The World Bank has been supporting the government’s efforts since 2011 through the ongoing National Ganga River Basin Project, which helped set up the National Mission for Clean Ganga (NMCG) as the nodal agency to manage the river, and financed sewage treatment infrastructure in several riverside towns and cities.

“The government’s Namami Gange Program has revitalized India’s efforts to rejuvenating the Ganga,” Mr Junaid Ahmad, World Bank Country Director in India. “The first World Bank project helped build critical sewage infrastructure in 20 pollution hotspots along the river, and this Project will help scale this up to the tributaries.
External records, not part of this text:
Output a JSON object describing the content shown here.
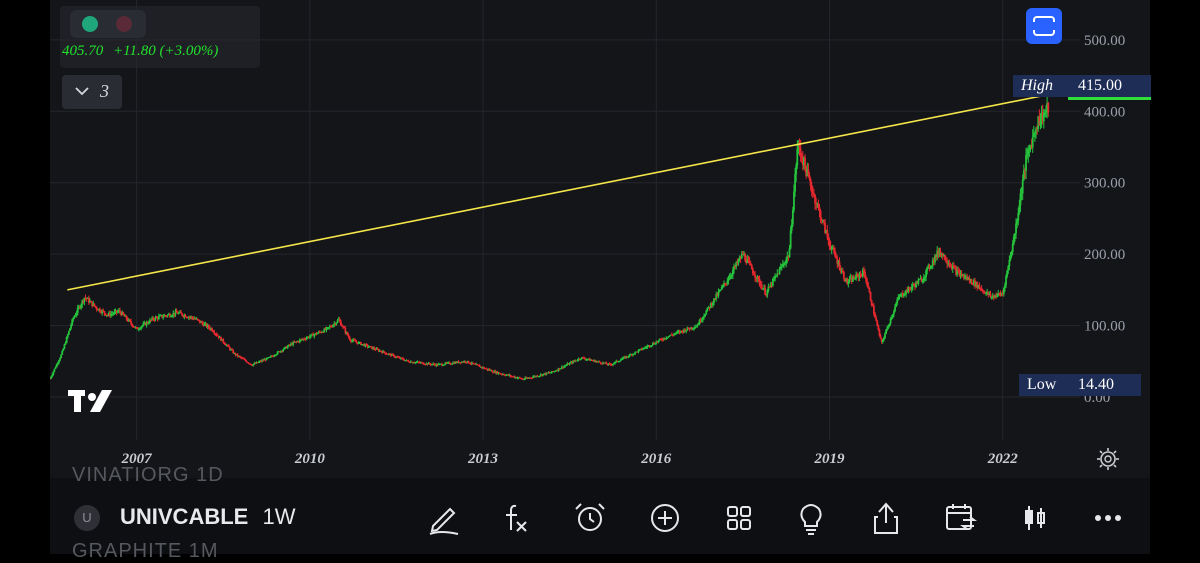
{
  "chart_data": {
    "type": "candlestick",
    "symbol": "UNIVCABLE",
    "interval": "1W",
    "yscale": "linear",
    "ylim": [
      0,
      525
    ],
    "y_ticks": [
      "500.00",
      "400.00",
      "300.00",
      "200.00",
      "100.00",
      "0.00"
    ],
    "x_ticks": [
      "2007",
      "2010",
      "2013",
      "2016",
      "2019",
      "2022"
    ],
    "series": [
      {
        "points": [
          [
            "2005.8",
            26
          ],
          [
            "2006.0",
            60
          ],
          [
            "2006.2",
            110
          ],
          [
            "2006.4",
            140
          ],
          [
            "2006.6",
            125
          ],
          [
            "2006.8",
            115
          ],
          [
            "2007.0",
            120
          ],
          [
            "2007.3",
            95
          ],
          [
            "2007.6",
            110
          ],
          [
            "2008.0",
            118
          ],
          [
            "2008.3",
            110
          ],
          [
            "2008.6",
            95
          ],
          [
            "2009.0",
            60
          ],
          [
            "2009.3",
            45
          ],
          [
            "2009.6",
            55
          ],
          [
            "2010.0",
            75
          ],
          [
            "2010.3",
            85
          ],
          [
            "2010.6",
            95
          ],
          [
            "2010.8",
            108
          ],
          [
            "2011.0",
            80
          ],
          [
            "2011.5",
            65
          ],
          [
            "2012.0",
            50
          ],
          [
            "2012.5",
            45
          ],
          [
            "2013.0",
            50
          ],
          [
            "2013.5",
            35
          ],
          [
            "2014.0",
            25
          ],
          [
            "2014.5",
            35
          ],
          [
            "2015.0",
            55
          ],
          [
            "2015.5",
            45
          ],
          [
            "2016.0",
            65
          ],
          [
            "2016.5",
            85
          ],
          [
            "2017.0",
            100
          ],
          [
            "2017.5",
            160
          ],
          [
            "2017.8",
            200
          ],
          [
            "2018.2",
            145
          ],
          [
            "2018.6",
            200
          ],
          [
            "2018.75",
            355
          ],
          [
            "2019.0",
            290
          ],
          [
            "2019.3",
            215
          ],
          [
            "2019.6",
            160
          ],
          [
            "2019.9",
            175
          ],
          [
            "2020.2",
            75
          ],
          [
            "2020.5",
            140
          ],
          [
            "2020.9",
            165
          ],
          [
            "2021.2",
            205
          ],
          [
            "2021.5",
            175
          ],
          [
            "2021.8",
            160
          ],
          [
            "2022.1",
            140
          ],
          [
            "2022.3",
            145
          ],
          [
            "2022.5",
            225
          ],
          [
            "2022.7",
            330
          ],
          [
            "2022.9",
            385
          ],
          [
            "2023.1",
            405
          ]
        ]
      }
    ],
    "high": "415.00",
    "low": "14.40",
    "trendline": {
      "from": [
        "2006.1",
        150
      ],
      "to": [
        "2023.5",
        430
      ]
    }
  },
  "legend": {
    "price": "405.70",
    "change": "+11.80 (+3.00%)",
    "indicator_count": "3"
  },
  "markers": {
    "high_label": "High",
    "high_value": "415.00",
    "low_label": "Low",
    "low_value": "14.40"
  },
  "logo": "TV",
  "symbol_bar": {
    "avatar": "U",
    "ticker": "UNIVCABLE",
    "interval": "1W",
    "prev_ghost": "VINATIORG  1D",
    "next_ghost": "GRAPHITE    1M"
  },
  "colors": {
    "up": "#26c43c",
    "down": "#e8282e",
    "trendline": "#f5e74a",
    "accent": "#2962ff"
  },
  "toolbar_icons": [
    "pencil-icon",
    "fx-icon",
    "alarm-icon",
    "plus-circle-icon",
    "grid-icon",
    "bulb-icon",
    "share-icon",
    "calendar-replay-icon",
    "candles-icon",
    "more-icon"
  ]
}
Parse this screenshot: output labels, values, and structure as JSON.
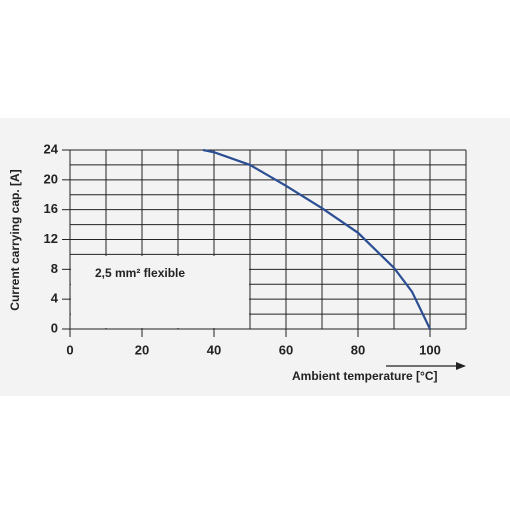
{
  "chart_data": {
    "type": "line",
    "x_label": "Ambient temperature [°C]",
    "y_label": "Current carrying cap. [A]",
    "annotation": "2,5 mm² flexible",
    "x": [
      37,
      40,
      50,
      60,
      70,
      80,
      90,
      95,
      100
    ],
    "series": [
      {
        "color": "#2c4f94",
        "values": [
          24,
          23.7,
          22,
          19.2,
          16.2,
          12.9,
          8.2,
          5,
          0
        ]
      }
    ],
    "xlim": [
      0,
      110
    ],
    "xticks": [
      0,
      20,
      40,
      60,
      80,
      100
    ],
    "ylim": [
      0,
      24
    ],
    "yticks": [
      0,
      4,
      8,
      12,
      16,
      20,
      24
    ],
    "grid": true
  }
}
It will also help government strengthen the institutions needed to manage a river basin as large and complex as the Ganga Basin.”

The sprawling Ganga Basin provides over one-third of India’s surface water, includes the country’s largest irrigated area, and is key to India’s water and food security. Over 40 percent of India’s GDP is generated in the densely populated Basin. But the Ganga river is today is facing pressures from human and economic activity that impact its water quality and flows.

Over 80 per cent of the pollution load in the Ganga comes from untreated domestic wastewater from towns and cities along the river and its tributaries. The SNGRBP will finance sewage networks and treatment plants in select urban areas to help control pollution discharges. These infrastructure investments and the jobs they will generate will also help India’s economic recovery from the COVID-19 (Coronavirus) crisis.